FILE PHOTO: The ultrastructural morphology exhibited by the 2019 Novel Coronavirus (2019-nCoV), which was identified as the cause of an outbreak of respiratory illness first detected in Wuhan, China, is seen in an illustration released by the Centers for Disease Control and Prevention (CDC) in Atlanta, Georgia, U.S. January 29, 2020. Alissa Eckert, MS; Dan Higgins, MAM/CDC/Handout via REUTERS.

BEIJING (Reuters) - China’s northern port city of Tianjin said on Sunday it plans to carry out tests on some cold storage facilities and their staff after a confirmed coronavirus case involving a worker who had handled frozen pork imported from Germany.

The patient, a 38-year-old male employee of a frozen food company in the Binhai New Area district of the city, had handled pork products from Germany on Nov. 4, the local government said.

The authorities have sealed off the cold storage centre and have contacted three districts where the cold chain food has been shipped. Those who handled the goods and close contacts of the infected worker have tested negative. Testing of residents in the neighbourhood where he lives is ongoing.

The case was discovered after Dezhou city in the eastern Shandong province informed Tianjin on Saturday that the outer packaging of a batch of German pork had tested positive for coronavirus.

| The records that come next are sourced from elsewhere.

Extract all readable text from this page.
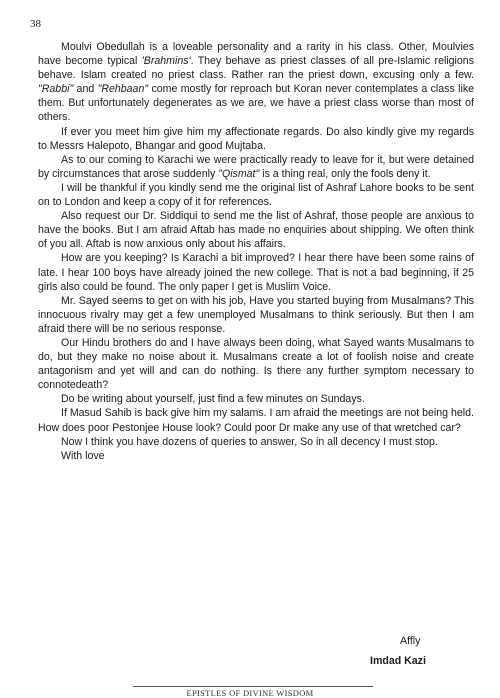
38

Moulvi Obedullah is a loveable personality and a rarity in his class. Other, Moulvies have become typical 'Brahmins'. They behave as priest classes of all pre-Islamic religions behave. Islam created no priest class. Rather ran the priest down, excusing only a few. "Rabbi" and "Rehbaan" come mostly for reproach but Koran never contemplates a class like them. But unfortunately degenerates as we are, we have a priest class worse than most of others.

If ever you meet him give him my affectionate regards. Do also kindly give my regards to Messrs Halepoto, Bhangar and good Mujtaba.

As to our coming to Karachi we were practically ready to leave for it, but were detained by circumstances that arose suddenly "Qismat" is a thing real, only the fools deny it.

I will be thankful if you kindly send me the original list of Ashraf Lahore books to be sent on to London and keep a copy of it for references.

Also request our Dr. Siddiqui to send me the list of Ashraf, those people are anxious to have the books. But I am afraid Aftab has made no enquiries about shipping. We often think of you all. Aftab is now anxious only about his affairs.

How are you keeping? Is Karachi a bit improved? I hear there have been some rains of late. I hear 100 boys have already joined the new college. That is not a bad beginning, if 25 girls also could be found. The only paper I get is Muslim Voice.

Mr. Sayed seems to get on with his job, Have you started buying from Musalmans? This innocuous rivalry may get a few unemployed Musalmans to think seriously. But then I am afraid there will be no serious response.

Our Hindu brothers do and I have always been doing, what Sayed wants Musalmans to do, but they make no noise about it. Musalmans create a lot of foolish noise and create antagonism and yet will and can do nothing. Is there any further symptom necessary to connotedeath?

Do be writing about yourself, just find a few minutes on Sundays.

If Masud Sahib is back give him my salams. I am afraid the meetings are not being held. How does poor Pestonjee House look? Could poor Dr make any use of that wretched car?

Now I think you have dozens of queries to answer, So in all decency I must stop.

With love

Affly
Imdad Kazi
EPISTLES OF DIVINE WISDOM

A Tianjin government official said 28.1 tonnes of frozen pork knuckle imported from Germany arrived at Tianjin port on Oct. 19. The cargo was unloaded into cold storage on Nov. 4 and transported to Dezhou city on Nov. 5. All cold storages in the Binhai New Area will now be tested.

Separately, Taiyuan city in China’s northern Shanxi province on Saturday said frozen belt fish imported into Tianjin from India had tested positive for the virus, state media reported on Sunday.

Multiple cold chain products imported into China have tested positive for the coronavirus in recent months.

Chinese customs have said they will suspend imports from companies for a week if frozen food products test positive, and for a month if a supplier’s products test positive for a third time or more.